Sustainable development is one of the key socio-political challenges. The global community once again emphasised its importance with the adoption of the global Sustainable Development Goals (SDGs) in 2015.
The imperative of sustainable economic activity is increasingly forcing companies to face the strategic challenge and embrace their corporate social responsibility (CSR). They must review and adapt both their product ranges as well as their processes and supply chains from social, environmental and economic perspectives. The strategic integration of sustainability into the core business is increasingly becoming a locational and competitive factor.
Sustainable economic activity also gives rise to conflicting goals. For although the social, ecological and economic dimensions of sustainability should be given equal consideration, they may well contradict each other. At the same time, the interests of the numerous players inside and outside the companies – including management, employees, employee representatives, committees, investors and NGOs – also differ.

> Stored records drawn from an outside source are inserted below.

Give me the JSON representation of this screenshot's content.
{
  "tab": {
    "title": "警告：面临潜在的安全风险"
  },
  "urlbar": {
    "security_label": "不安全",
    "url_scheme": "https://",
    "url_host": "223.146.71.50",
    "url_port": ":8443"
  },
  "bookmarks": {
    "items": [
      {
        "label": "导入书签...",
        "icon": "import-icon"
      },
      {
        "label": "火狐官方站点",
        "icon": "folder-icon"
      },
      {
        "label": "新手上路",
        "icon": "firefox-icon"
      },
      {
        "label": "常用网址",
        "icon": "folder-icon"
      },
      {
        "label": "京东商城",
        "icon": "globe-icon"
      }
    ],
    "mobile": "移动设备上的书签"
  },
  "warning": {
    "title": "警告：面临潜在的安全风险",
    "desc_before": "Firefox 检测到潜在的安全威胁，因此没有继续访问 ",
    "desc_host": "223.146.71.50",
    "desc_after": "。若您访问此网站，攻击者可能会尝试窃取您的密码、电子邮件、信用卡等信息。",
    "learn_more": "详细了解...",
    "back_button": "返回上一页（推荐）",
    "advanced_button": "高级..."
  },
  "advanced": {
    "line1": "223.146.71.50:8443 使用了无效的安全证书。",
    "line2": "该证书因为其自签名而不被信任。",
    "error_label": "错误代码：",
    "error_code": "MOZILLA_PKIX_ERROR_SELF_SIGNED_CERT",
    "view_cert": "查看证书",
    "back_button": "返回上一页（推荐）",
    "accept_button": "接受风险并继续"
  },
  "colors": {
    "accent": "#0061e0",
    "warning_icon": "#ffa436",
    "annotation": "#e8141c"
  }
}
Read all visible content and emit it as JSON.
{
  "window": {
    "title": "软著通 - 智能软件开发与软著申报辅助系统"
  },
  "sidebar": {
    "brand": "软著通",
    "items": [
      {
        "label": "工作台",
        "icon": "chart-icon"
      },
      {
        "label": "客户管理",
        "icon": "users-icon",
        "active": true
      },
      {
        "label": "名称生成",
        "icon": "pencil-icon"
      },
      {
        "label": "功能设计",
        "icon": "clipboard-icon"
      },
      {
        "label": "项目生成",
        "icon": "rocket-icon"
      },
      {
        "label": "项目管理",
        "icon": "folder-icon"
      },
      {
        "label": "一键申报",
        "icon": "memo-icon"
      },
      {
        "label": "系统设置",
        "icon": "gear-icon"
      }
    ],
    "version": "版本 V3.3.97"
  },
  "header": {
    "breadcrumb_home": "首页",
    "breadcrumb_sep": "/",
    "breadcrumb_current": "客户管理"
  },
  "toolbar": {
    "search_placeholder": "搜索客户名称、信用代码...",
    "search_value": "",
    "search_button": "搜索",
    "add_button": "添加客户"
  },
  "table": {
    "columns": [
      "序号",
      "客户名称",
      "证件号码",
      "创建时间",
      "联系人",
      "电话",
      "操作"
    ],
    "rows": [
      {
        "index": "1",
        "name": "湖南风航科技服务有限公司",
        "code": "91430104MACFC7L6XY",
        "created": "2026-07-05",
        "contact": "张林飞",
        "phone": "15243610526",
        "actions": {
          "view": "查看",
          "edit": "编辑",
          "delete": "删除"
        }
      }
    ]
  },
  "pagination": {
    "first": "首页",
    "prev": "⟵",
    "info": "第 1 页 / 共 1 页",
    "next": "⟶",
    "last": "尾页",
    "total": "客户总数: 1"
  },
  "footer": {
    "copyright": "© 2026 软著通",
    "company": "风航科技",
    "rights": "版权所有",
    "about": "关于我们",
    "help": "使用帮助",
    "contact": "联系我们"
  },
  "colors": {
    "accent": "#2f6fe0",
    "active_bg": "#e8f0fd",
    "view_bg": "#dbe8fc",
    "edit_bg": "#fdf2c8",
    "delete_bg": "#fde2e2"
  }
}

With regard to co-determination, trade unions and employee representatives – both on supervisory boards and works councils – play a decisive role in addressing and implementing sustainability issues. Whether and how sustainability aspects are permanently and successfully mainstreamed in companies therefore depends first and foremost on the negotiation processes between the company representatives and the executive management.
The IG BCE Foundation for Labour and the Environment focuses its work on helping employees and employee representatives specifically contribute to the corporate sustainability discourse and play an active part in shaping it.